06-Jul-2003 -- I, Joseph Kerski, Geographer from Colorado USA, Anne Olsen, geography teacher from Wellington, New Zealand, and John Olsen, telecommunications engineer from Auckland, New Zealand, visited 37°S 175°E in the hills of the North Island, New Zealand, one fine winter day. As Anne and I were meeting with hundreds of other geography educators for GPS and Geographic Information Systems (GIS) training at the New Zealand Geographical Society Conference, we could not think of a more fitting way to begin our work together than to bring together real geography field work and a confluence visit.
Like all confluence visits, this would prove to be unique and adventurous, and we drove south from Auckland toward Brookby. At approximately 11 am local time, we found the Top of the Hill Home Stay (Bed and Breakfast) but the farmhouse and grounds appeared closer to our goal. After finding no one at the farmhouse, we walked over to the Bed and Breakfast and met Pat Simpson, one of the proprietors. She cordially greeted us and remembered the previous confluence seekers. She then did the first of three things that was to make our trek much more pleasant--she loaned us three pairs of waterproof gum boots. The second thing was to turn the electricity to the off position in the fences that we were to jump over. Pat walked through the sheep pasture at the farmhouse with us as we greeted the three sheep present. Pat then departed, leaving us to face the unknown.
175°E passes through the parking lot of the Bed and Breakfast, but we hiked in a southwesterly direction to follow the grassy fields along the ridgetop as long as possible, as we could see that the slope to the south was covered in thick shrubs and forest. The weather was pleasant for early winter, about 16°C, with sunny skies, a view of the ocean off to the east, and pleasant companions with the same goal. Upon arriving at a junction of two fencelines, according to our GPS readings, we could not justify hiking on the ridge any longer. After leaping the fence and breathing a thanksgiving prayer to Pat for turning off the electricity, we plunged into the forest below.
The forest seemed like another world from the sunny fields above--cool, dark, and mysterious. We quickly found an old logging road, and hiked down it toward the southwest for approximately 10 minutes. Then began the third part of our journey--down a steep slope to the southeast. Pine needles on mud make for slippery travels, but we kept our sense of humor, if not our sense of balance, to the bottom of the muddy ravine. After climbing over one last fence, we turned toward the east and unexpectedly found ourselves in a small clearing, approximately 20 meters long by 6 meters wide.
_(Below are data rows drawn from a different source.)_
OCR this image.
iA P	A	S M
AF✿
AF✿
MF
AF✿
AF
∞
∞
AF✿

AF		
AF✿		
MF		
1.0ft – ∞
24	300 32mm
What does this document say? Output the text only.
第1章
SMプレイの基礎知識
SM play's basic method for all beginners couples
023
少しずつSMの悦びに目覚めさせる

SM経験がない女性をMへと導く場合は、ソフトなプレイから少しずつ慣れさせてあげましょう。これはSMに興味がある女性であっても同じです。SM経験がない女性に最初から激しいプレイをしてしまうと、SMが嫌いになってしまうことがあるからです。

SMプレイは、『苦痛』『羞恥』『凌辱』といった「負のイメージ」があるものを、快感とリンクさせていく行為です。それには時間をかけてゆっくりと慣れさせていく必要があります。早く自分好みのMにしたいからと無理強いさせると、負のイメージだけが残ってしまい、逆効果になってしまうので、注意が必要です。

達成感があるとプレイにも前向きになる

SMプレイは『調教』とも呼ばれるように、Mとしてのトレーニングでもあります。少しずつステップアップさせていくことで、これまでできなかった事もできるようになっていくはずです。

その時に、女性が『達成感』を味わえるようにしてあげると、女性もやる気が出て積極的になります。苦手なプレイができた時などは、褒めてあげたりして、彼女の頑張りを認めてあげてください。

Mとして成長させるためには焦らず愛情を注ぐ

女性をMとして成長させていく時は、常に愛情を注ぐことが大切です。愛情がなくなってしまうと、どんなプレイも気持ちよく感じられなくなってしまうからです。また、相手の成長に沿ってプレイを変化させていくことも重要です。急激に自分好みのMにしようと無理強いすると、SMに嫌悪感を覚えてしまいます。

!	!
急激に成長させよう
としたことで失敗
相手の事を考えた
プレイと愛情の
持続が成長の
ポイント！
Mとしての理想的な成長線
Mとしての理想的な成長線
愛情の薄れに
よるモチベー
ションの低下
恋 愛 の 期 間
The confluence lies on the downslope side of this clearing. We ambled back and forth through the clearing, stepping in about 10 cm of mud in an attempt to zero out the GPS coordinates. Due to the dense vegetation cover, this was difficult to do. We reached the confluence at approximately noon local time. Vegetation in this area includes gorse, a prickly, invasive plant, pinus radiata (pine) trees that have been planted for logging, whitey wood, punga (ferns), flax, kanuka trees, manuka trees, and blackberries. After passing the sheep, we did not see any animals, but noticed some beautiful fantail birds.
We emerged from the forest and hiked back the way we had come under beautiful skies. We hosed off the gumboots at the homestay. The third kind thing that Pat Simpson did upon our arrival was to make some tea and muffins for us. We stood admiring their northeast view of the ocean out of their magnificent picture windows for awhile, met Trevor Simpson, another of the proprietors, and then bade them both farewell. The homestay would make a wonderful vacation spot. What a magnificent feeling to tag my first southern hemisphere confluence less than six hours after my first trans-Pacific flight, see some New Zealand terrain, and meet such nice folks in the process. I feel we had started the work at the New Zealand Geographical Society conference in a particularly appropriate way.